The Hanta virus is only at the campground that has those canvas shelters, if you stay in a bpers cg, you should be fine. We only have the Bubonic plaque up north here at Plumas Eureka State Park last year.
DuaneSep 8, 2012 at 10:53 am #1910358
@williamlawLocale: SF Bay Area
It seems some folks like to wallow in fear, I prefer to get out into the mountains. To each his own.
My advice, for what it is worth: Go out and have fun. And maybe check the weather forecast to see if a blizzard will just happen to arrive while you're out there (extrememely unlikely). And if so? Take an extra flask of Yukon Jack to keep yourself warm.Sep 8, 2012 at 11:06 pm #1910496
@davidinkenaiLocale: North Woods. Far North.
>"Hanta virus has killed three recent tourists, possibly infected up to 10,000 (not likely, but they are notifying at-risk guests) and is being investigated by the CDC. There's never been an outbreak of a Class 4 virus like this in a populated area, of which I am aware, and hanta is not a well understood virus. The outbreak appears to be contained to the Curry Village area, but infected deer mice have been caught before in Tuolumne Meadows."

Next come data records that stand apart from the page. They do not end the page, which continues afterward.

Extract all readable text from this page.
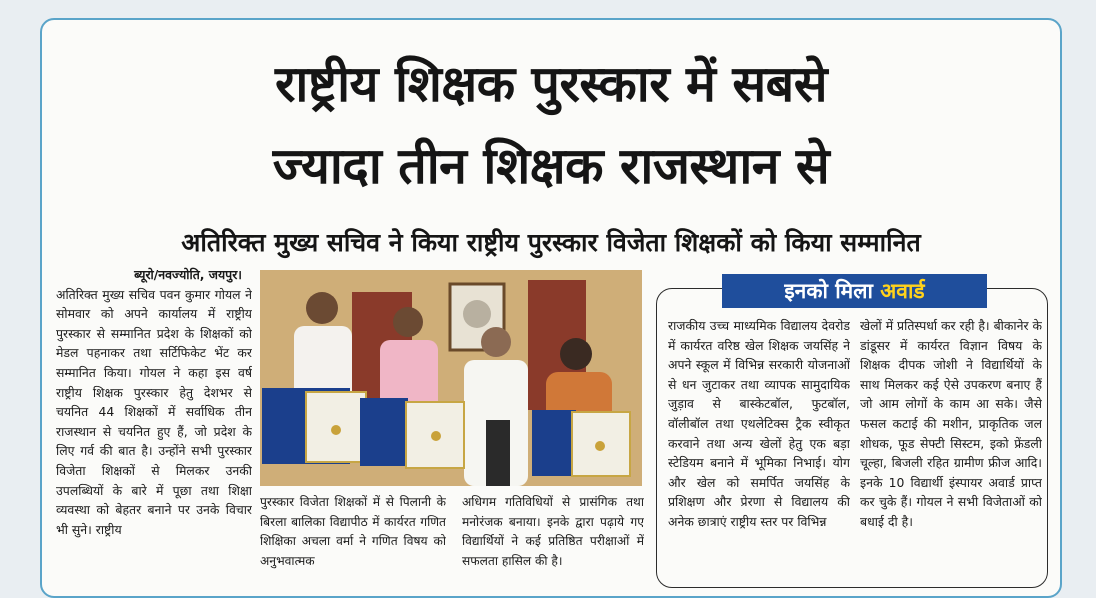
राष्ट्रीय शिक्षक पुरस्कार में सबसे
ज्यादा तीन शिक्षक राजस्थान से
अतिरिक्त मुख्य सचिव ने किया राष्ट्रीय पुरस्कार विजेता शिक्षकों को किया सम्मानित

ब्यूरो/नवज्योति, जयपुर।

अतिरिक्त मुख्य सचिव पवन कुमार गोयल ने सोमवार को अपने कार्यालय में राष्ट्रीय पुरस्कार से सम्मानित प्रदेश के शिक्षकों को मेडल पहनाकर तथा सर्टिफिकेट भेंट कर सम्मानित किया। गोयल ने कहा इस वर्ष राष्ट्रीय शिक्षक पुरस्कार हेतु देशभर से चयनित 44 शिक्षकों में सर्वाधिक तीन राजस्थान से चयनित हुए हैं, जो प्रदेश के लिए गर्व की बात है। उन्होंने सभी पुरस्कार विजेता शिक्षकों से मिलकर उनकी उपलब्धियों के बारे में पूछा तथा शिक्षा व्यवस्था को बेहतर बनाने पर उनके विचार भी सुने। राष्ट्रीय

पुरस्कार विजेता शिक्षकों में से पिलानी के बिरला बालिका विद्यापीठ में कार्यरत गणित शिक्षिका अचला वर्मा ने गणित विषय को अनुभवात्मक
अधिगम गतिविधियों से प्रासंगिक तथा मनोरंजक बनाया। इनके द्वारा पढ़ाये गए विद्यार्थियों ने कई प्रतिष्ठित परीक्षाओं में सफलता हासिल की है।
इनको मिला अवार्ड
राजकीय उच्च माध्यमिक विद्यालय देवरोड में कार्यरत वरिष्ठ खेल शिक्षक जयसिंह ने अपने स्कूल में विभिन्न सरकारी योजनाओं से धन जुटाकर तथा व्यापक सामुदायिक जुड़ाव से बास्केटबॉल, फुटबॉल, वॉलीबॉल तथा एथलेटिक्स ट्रैक स्वीकृत करवाने तथा अन्य खेलों हेतु एक बड़ा स्टेडियम बनाने में भूमिका निभाई। योग और खेल को समर्पित जयसिंह के प्रशिक्षण और प्रेरणा से विद्यालय की अनेक छात्राएं राष्ट्रीय स्तर पर विभिन्न
खेलों में प्रतिस्पर्धा कर रही है। बीकानेर के डांडूसर में कार्यरत विज्ञान विषय के शिक्षक दीपक जोशी ने विद्यार्थियों के साथ मिलकर कई ऐसे उपकरण बनाए हैं जो आम लोगों के काम आ सके। जैसे फसल कटाई की मशीन, प्राकृतिक जल शोधक, फूड सेफ्टी सिस्टम, इको फ्रेंडली चूल्हा, बिजली रहित ग्रामीण फ्रीज आदि। इनके 10 विद्यार्थी इंस्पायर अवार्ड प्राप्त कर चुके हैं। गोयल ने सभी विजेताओं को बधाई दी है।
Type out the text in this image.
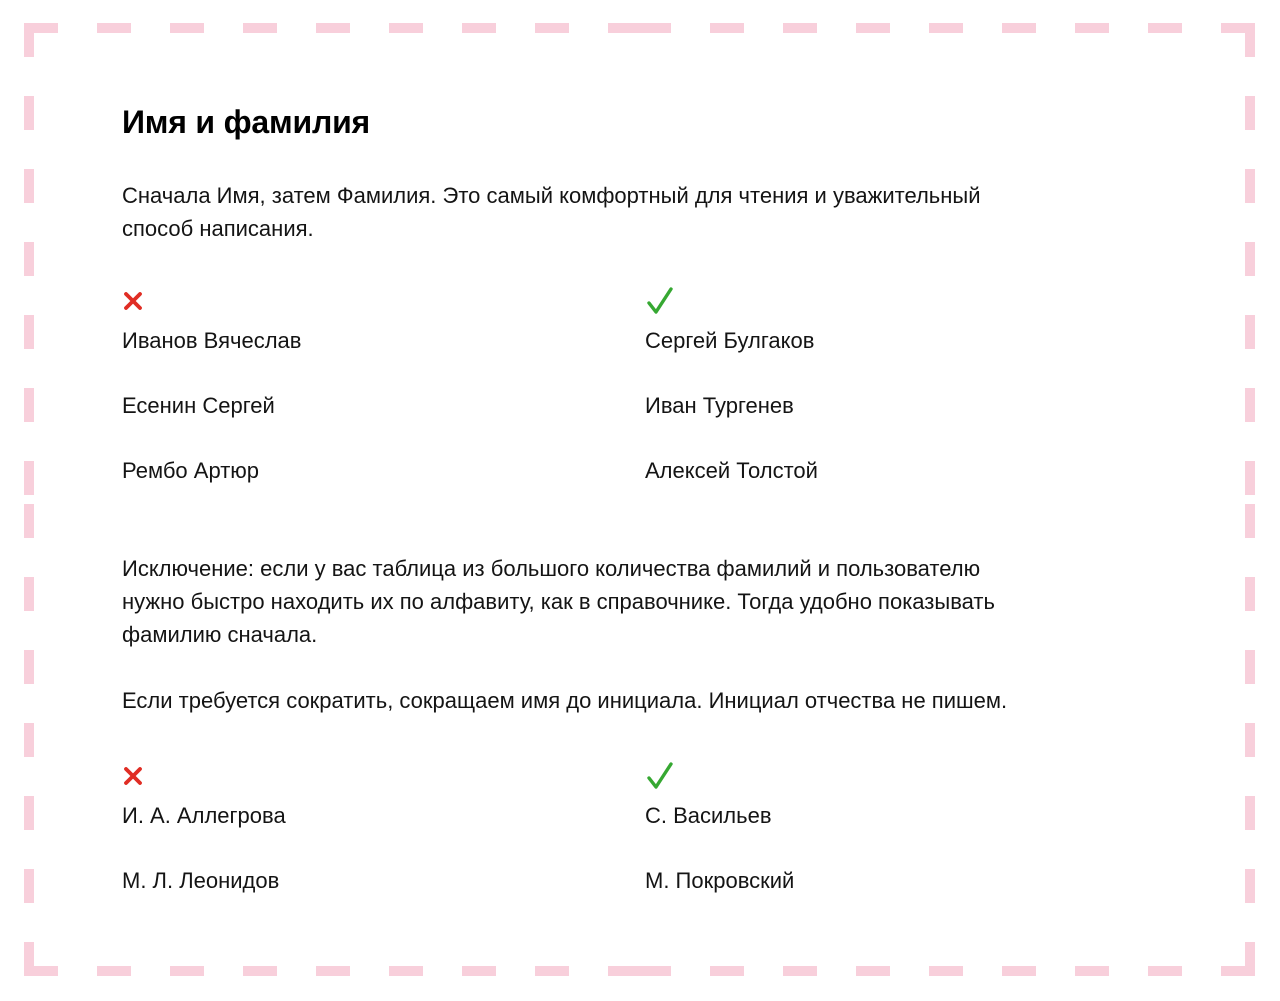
Имя и фамилия
Сначала Имя, затем Фамилия. Это самый комфортный для чтения и уважительный
способ написания.
Иванов Вячеслав
Есенин Сергей
Рембо Артюр
Сергей Булгаков
Иван Тургенев
Алексей Толстой
Исключение: если у вас таблица из большого количества фамилий и пользователю
нужно быстро находить их по алфавиту, как в справочнике. Тогда удобно показывать
фамилию сначала.
Если требуется сократить, сокращаем имя до инициала. Инициал отчества не пишем.
И. А. Аллегрова
М. Л. Леонидов
С. Васильев
М. Покровский
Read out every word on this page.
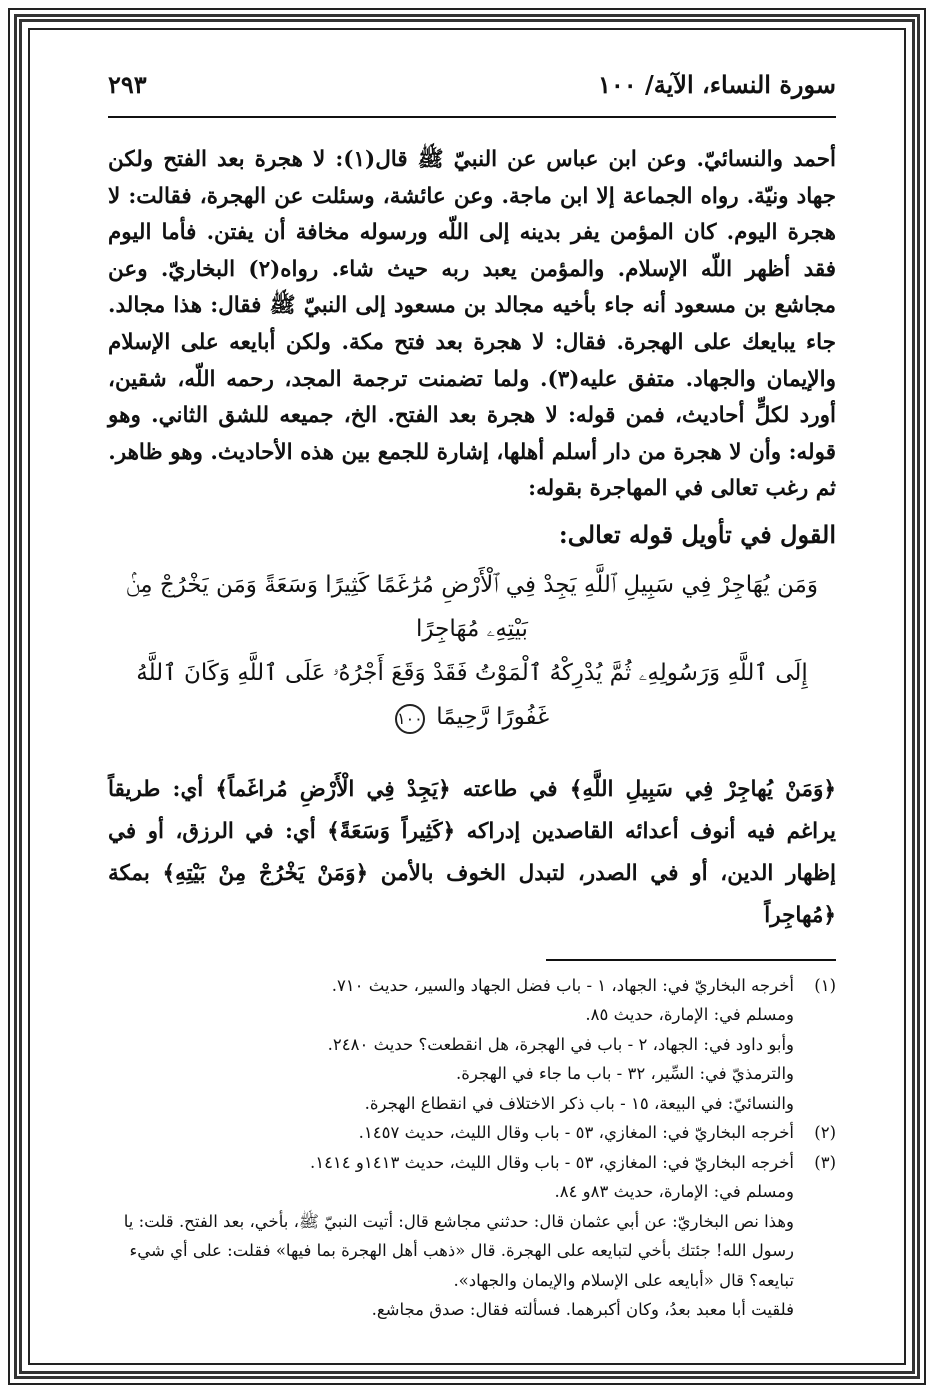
سورة النساء، الآية/ ١٠٠
٢٩٣

أحمد والنسائيّ. وعن ابن عباس عن النبيّ ﷺ قال(١): لا هجرة بعد الفتح ولكن جهاد ونيّة. رواه الجماعة إلا ابن ماجة. وعن عائشة، وسئلت عن الهجرة، فقالت: لا هجرة اليوم. كان المؤمن يفر بدينه إلى اللّه ورسوله مخافة أن يفتن. فأما اليوم فقد أظهر اللّه الإسلام. والمؤمن يعبد ربه حيث شاء. رواه(٢) البخاريّ. وعن مجاشع بن مسعود أنه جاء بأخيه مجالد بن مسعود إلى النبيّ ﷺ فقال: هذا مجالد. جاء يبايعك على الهجرة. فقال: لا هجرة بعد فتح مكة. ولكن أبايعه على الإسلام والإيمان والجهاد. متفق عليه(٣). ولما تضمنت ترجمة المجد، رحمه اللّه، شقين، أورد لكلٍّ أحاديث، فمن قوله: لا هجرة بعد الفتح. الخ، جميعه للشق الثاني. وهو قوله: وأن لا هجرة من دار أسلم أهلها، إشارة للجمع بين هذه الأحاديث. وهو ظاهر.

ثم رغب تعالى في المهاجرة بقوله:

القول في تأويل قوله تعالى:
وَمَن يُهَاجِرْ فِي سَبِيلِ ٱللَّهِ يَجِدْ فِي ٱلْأَرْضِ مُرَٰغَمًا كَثِيرًا وَسَعَةً وَمَن يَخْرُجْ مِنۢ بَيْتِهِۦ مُهَاجِرًا
إِلَى ٱللَّهِ وَرَسُولِهِۦ ثُمَّ يُدْرِكْهُ ٱلْمَوْتُ فَقَدْ وَقَعَ أَجْرُهُۥ عَلَى ٱللَّهِ وَكَانَ ٱللَّهُ غَفُورًا رَّحِيمًا ١٠٠
﴿وَمَنْ يُهاجِرْ فِي سَبِيلِ اللَّهِ﴾ في طاعته ﴿يَجِدْ فِي الْأَرْضِ مُراغَماً﴾ أي: طريقاً يراغم فيه أنوف أعدائه القاصدين إدراكه ﴿كَثِيراً وَسَعَةً﴾ أي: في الرزق، أو في إظهار الدين، أو في الصدر، لتبدل الخوف بالأمن ﴿وَمَنْ يَخْرُجْ مِنْ بَيْتِهِ﴾ بمكة ﴿مُهاجِراً
(١)
أخرجه البخاريّ في: الجهاد، ١ - باب فضل الجهاد والسير، حديث ٧١٠.
ومسلم في: الإمارة، حديث ٨٥.
وأبو داود في: الجهاد، ٢ - باب في الهجرة، هل انقطعت؟ حديث ٢٤٨٠.
والترمذيّ في: السِّير، ٣٢ - باب ما جاء في الهجرة.
والنسائيّ: في البيعة، ١٥ - باب ذكر الاختلاف في انقطاع الهجرة.
(٢)
أخرجه البخاريّ في: المغازي، ٥٣ - باب وقال الليث، حديث ١٤٥٧.
(٣)
أخرجه البخاريّ في: المغازي، ٥٣ - باب وقال الليث، حديث ١٤١٣و ١٤١٤.
ومسلم في: الإمارة، حديث ٨٣و ٨٤.
وهذا نص البخاريّ: عن أبي عثمان قال: حدثني مجاشع قال: أتيت النبيّ ﷺ، بأخي، بعد الفتح. قلت: يا رسول الله! جئتك بأخي لتبايعه على الهجرة. قال «ذهب أهل الهجرة بما فيها» فقلت: على أي شيء تبايعه؟ قال «أبايعه على الإسلام والإيمان والجهاد».
فلقيت أبا معبد بعدُ، وكان أكبرهما. فسألته فقال: صدق مجاشع.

As I type this, I'm listening to my wife cough and cough and we keep discussing Hanta. At a pretty high level, as she is an MD Internist. 3 weeks ago we were in Curry Village, "Signature cabins", Cabin 921 (one of the ones with a Hanta Virus case). The kids and I seem to just have the back-to-school sniffles, but it does put an extra edge on every cough, ache and fever.
The obvious correlation / causation was these were the cabins with heaters. So they have insulated, double walls (plywood/plywood with insulation in between) which is a great place for a nest.
A possible upside: Curry Village probably has lots of vacancies now, and if you just get a regular, non "signature" tent cabin, I wouldn't see any great risk. Nor for tent canmping or BPing.Sep 9, 2012 at 12:20 am #1910503
@b-g-2-2Locale: Silicon Valley
If you go high enough in Yosemite park, you should not have to worry. At the highest elevations, the deer mice have to wear little oxygen masks, so they are not so dangerous.